Lorsqu’on s’engage dans une pratique clinique aux prises avec la souffrance psychosociale, il est impossible de se dédouaner de ce dilemme. Il s’agit, ici, de travailler sur une pente glissante, où il est toujours possible de passer du

« soin » à l’« humanitaire ». L’enjeu serait alors de pouvoir penser ce glissement, pour éviter de l’agir automatiquement, et pour trouver-créer des praxis à même de préserver une possibilité de rester soignants, au cœur d’un contexte humanitaire.

Pendant un an et demi, je suis intervenue auprès de deux squats dans la métropole lyonnaise, ouverts par deux collectifs militants afin de mener avec les personnes exilées une lutte pour leurs droits en France, tout d’abord le droit au logement. Avec d’autres soignants bénévoles, nous avons mis en place des permanences d’écoute et soutien psychologique auprès de ces deux lieux de vie. Dans ces zones de mise au ban (2), la seule modalité d’accompagnement clinique qui tienne la route est une prise en charge groupale : afin d’accueillir a minima un individu exilé, il faut travailler à plusieurs, l’investissement d’un sujet par plus qu’un autre étant la première brèche à ouvrir dans la frontière symbolique qui le sépare de l’espace de la pòlis. Pour mettre en place et préserver quelque chose comme un lieu de soin – un refuge dans le refuge, condition nécessaire, mais non suffisante pour que le squat devienne un lieu psychiquement habitable –, il est impossible de faire l’économie d’une équipe de cliniciens, qui doivent à leur tour pouvoir s’étayer sur d’autres groupalités, leurs appartenances et alliances institutionnelles respectives. L’accueil des sujets exilés se joue, en somme, autour d’un questionnement dont la réponse est toujours à construire collectivement : qu’est-ce qui fait institution ? Toute la difficulté réside ici, institution étant précisément le nom de ce qui manque, de ce qui échappe, de ce qui n’arrête pas de se défaire, malgré les intentions conscientes des acteurs impliqués, dans une zone de non-droit. Ici, le travail clinique se construit autour d’une tension entre les modalités humanitaires de sa mise en place et la dimension politique qu’il implique nécessairement. Ici, les cliniciens prennent au sérieux un élément fondamental de leur pratique, l’esprit critique, qui devient dans ce cadre une forme de critique politique, une attitude minoritaire. Cette posture dissidente, certes dure et inconfortable, est précieuse lorsqu’on se soucie de rester soignants en contexte humanitaire.

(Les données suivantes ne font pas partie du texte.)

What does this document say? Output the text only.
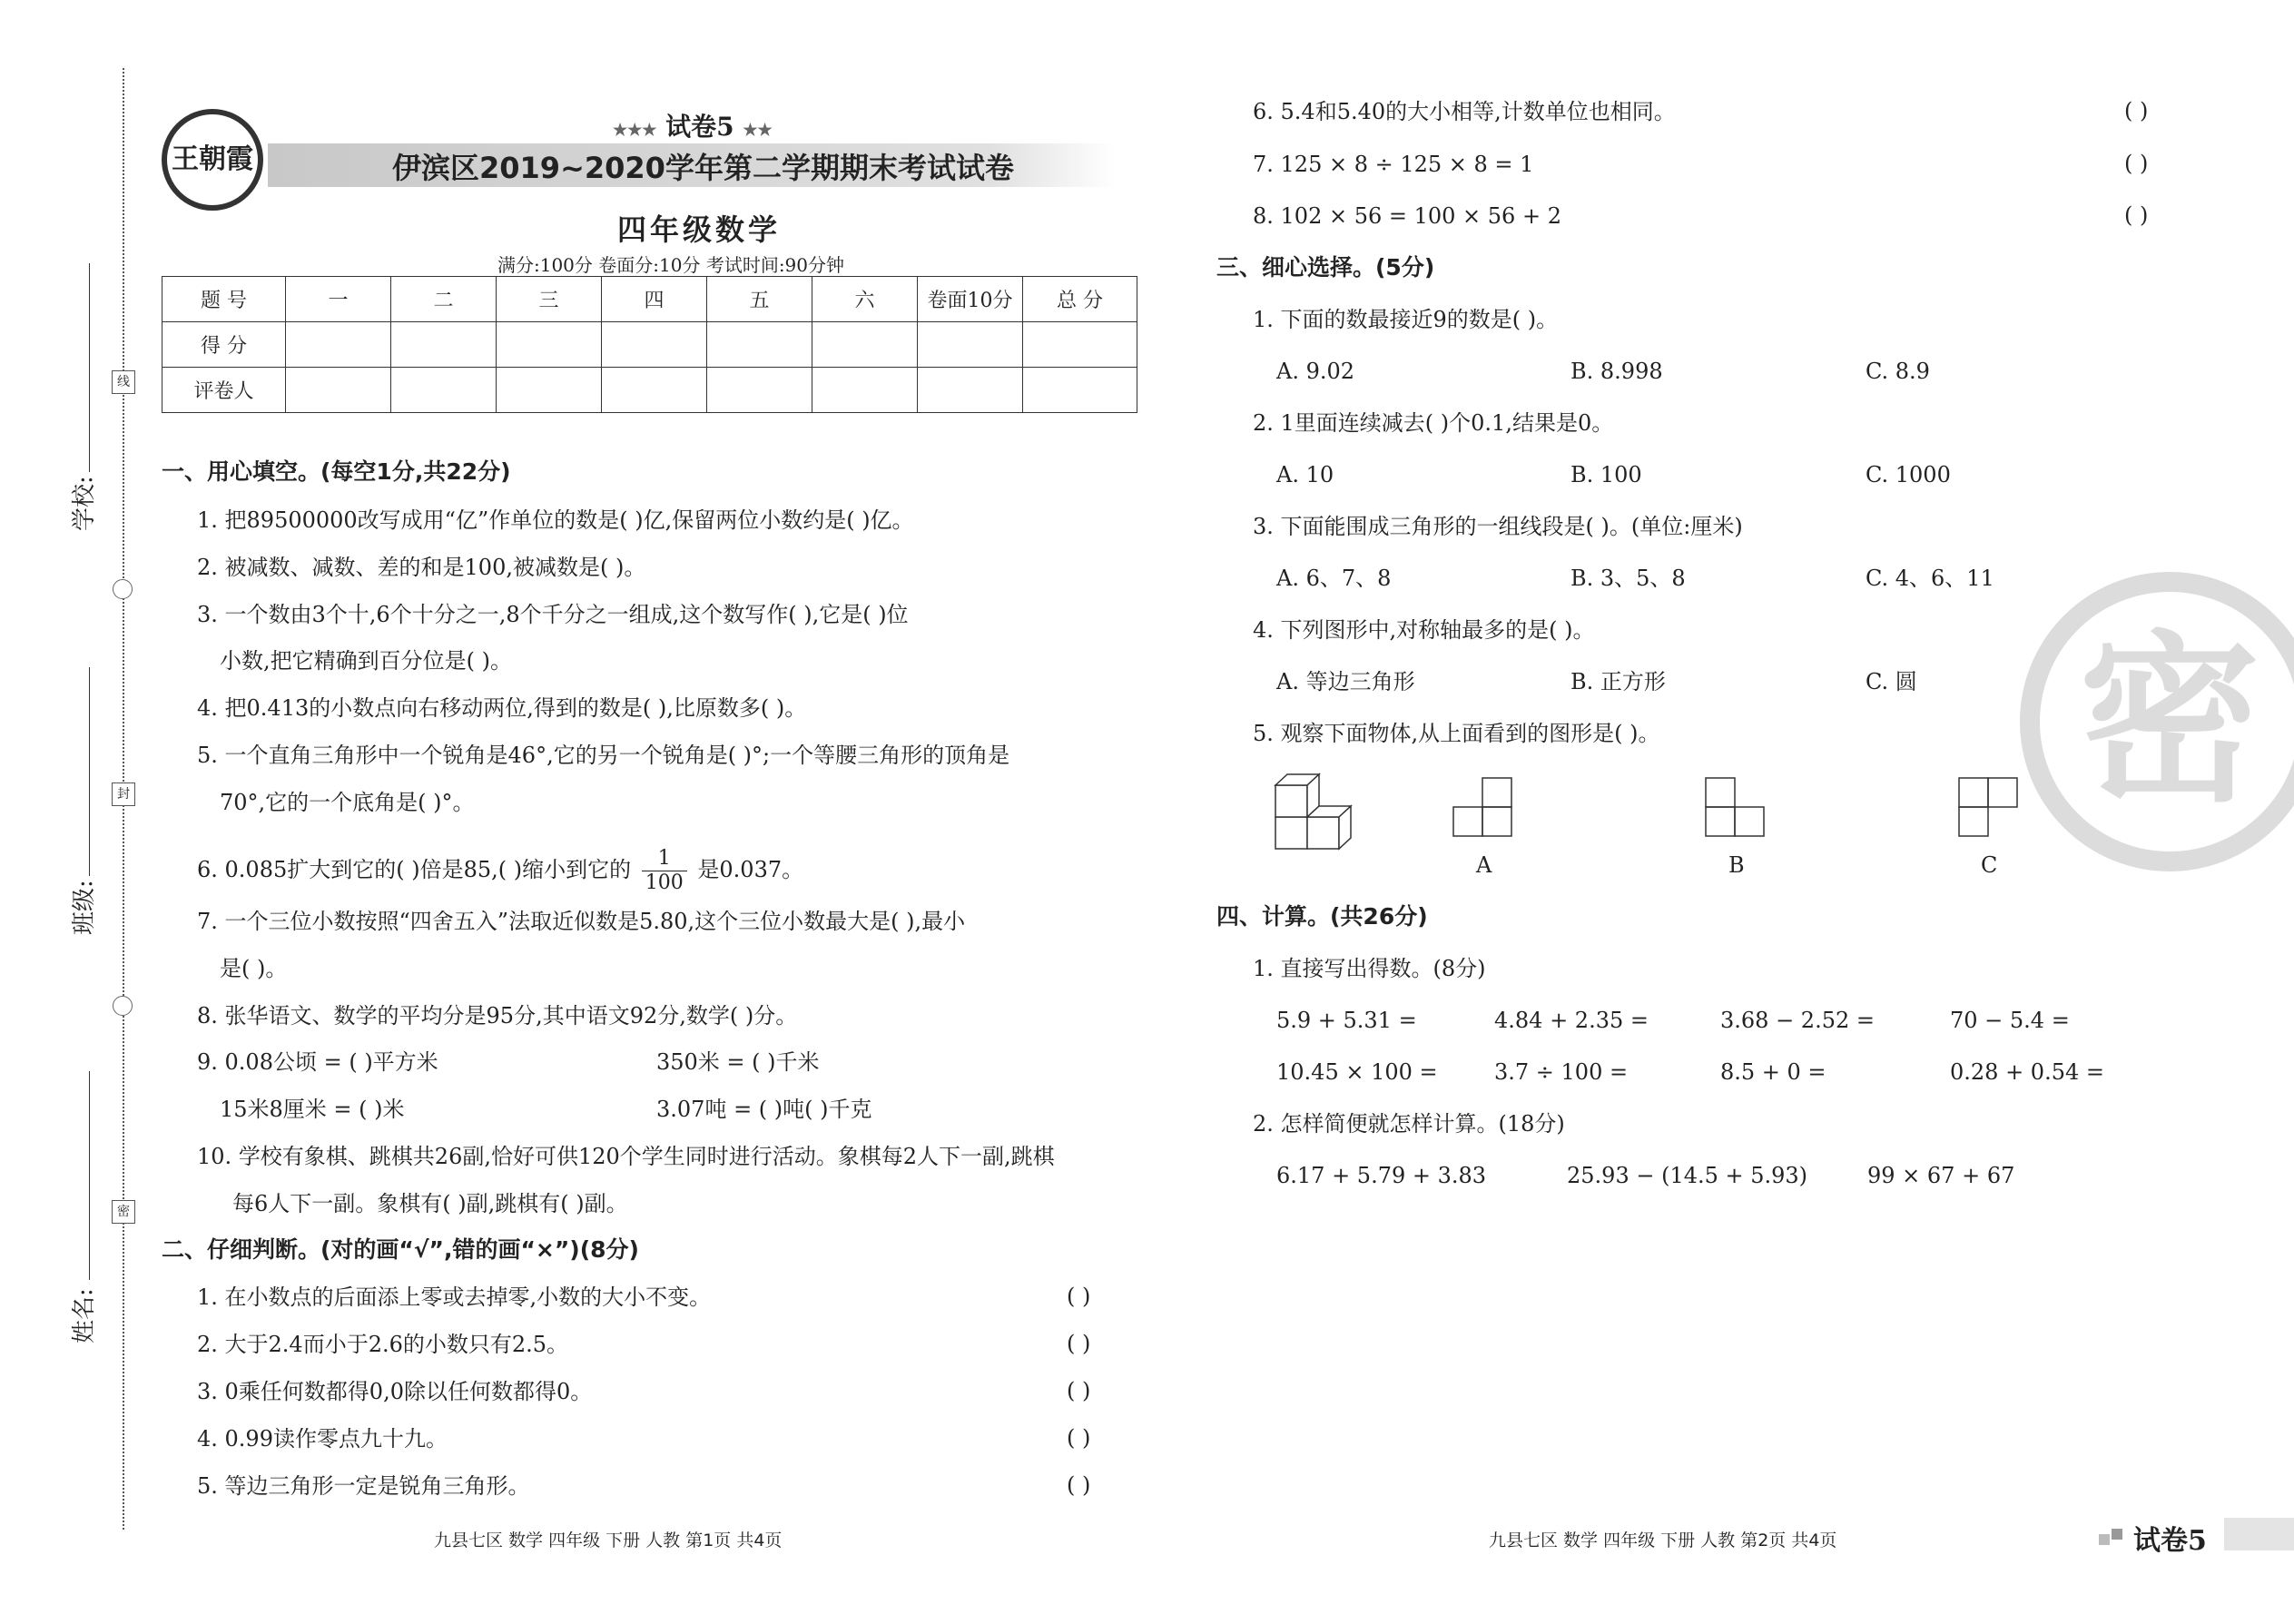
学校:
班级:
姓名:
线
封
密
王朝霞
★★★ 试卷5 ★★
伊滨区2019~2020学年第二学期期末考试试卷
四年级数学
满分:100分 卷面分:10分 考试时间:90分钟
题 号	一	二	三	四	五	六	卷面10分	总 分
得 分								
评卷人								
一、用心填空。(每空1分,共22分)
1. 把89500000改写成用“亿”作单位的数是( )亿,保留两位小数约是( )亿。
2. 被减数、减数、差的和是100,被减数是( )。
3. 一个数由3个十,6个十分之一,8个千分之一组成,这个数写作( ),它是( )位
小数,把它精确到百分位是( )。
4. 把0.413的小数点向右移动两位,得到的数是( ),比原数多( )。
5. 一个直角三角形中一个锐角是46°,它的另一个锐角是( )°;一个等腰三角形的顶角是
70°,它的一个底角是( )°。
6. 0.085扩大到它的( )倍是85,( )缩小到它的 $\frac{1}{100}$ 是0.037。
7. 一个三位小数按照“四舍五入”法取近似数是5.80,这个三位小数最大是( ),最小
是( )。
8. 张华语文、数学的平均分是95分,其中语文92分,数学( )分。
9. 0.08公顷 = ( )平方米	350米 = ( )千米
15米8厘米 = ( )米	3.07吨 = ( )吨( )千克
10. 学校有象棋、跳棋共26副,恰好可供120个学生同时进行活动。象棋每2人下一副,跳棋
每6人下一副。象棋有( )副,跳棋有( )副。
二、仔细判断。(对的画“√”,错的画“×”)(8分)
1. 在小数点的后面添上零或去掉零,小数的大小不变。	( )
2. 大于2.4而小于2.6的小数只有2.5。	( )
3. 0乘任何数都得0,0除以任何数都得0。	( )
4. 0.99读作零点九十九。	( )
5. 等边三角形一定是锐角三角形。	( )
6. 5.4和5.40的大小相等,计数单位也相同。	( )
7. 125 × 8 ÷ 125 × 8 = 1	( )
8. 102 × 56 = 100 × 56 + 2	( )
三、细心选择。(5分)
1. 下面的数最接近9的数是( )。
A. 9.02	B. 8.998	C. 8.9
2. 1里面连续减去( )个0.1,结果是0。
A. 10	B. 100	C. 1000
3. 下面能围成三角形的一组线段是( )。(单位:厘米)
A. 6、7、8	B. 3、5、8	C. 4、6、11
4. 下列图形中,对称轴最多的是( )。
A. 等边三角形	B. 正方形	C. 圆
5. 观察下面物体,从上面看到的图形是( )。
A	B	C
四、计算。(共26分)
1. 直接写出得数。(8分)
5.9 + 5.31 =	4.84 + 2.35 =	3.68 − 2.52 =	70 − 5.4 =
10.45 × 100 =	3.7 ÷ 100 =	8.5 + 0 =	0.28 + 0.54 =
2. 怎样简便就怎样计算。(18分)
6.17 + 5.79 + 3.83	25.93 − (14.5 + 5.93)	99 × 67 + 67
密
九县七区 数学 四年级 下册 人教 第1页 共4页	九县七区 数学 四年级 下册 人教 第2页 共4页	试卷5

Bibliographie et note de bas de page

(1) Henri, A.-N. (2004). Esquisse d’une saga. Dans P. Mercader et A.-N. Henri (dir.), La formation en psychologie : Filiation bâtarde, transmission troublée. Lyon : PUL, 1948 ; Henri, A.-N. (2009). Le secret de famille et l’enfant improbable. Dans P. Mercader et A.-N. Henri (dir.), La formation en psychologie : Filiation bâtarde, transmission troublée. Lyon : PUL, 193-303.

(2) Par cette expression, le philosophe Giorgio Agamben (2005) décrit une situation d’abandon institutionnel extrême, dans le cadre de ce qu’il appelle « état d’exception ».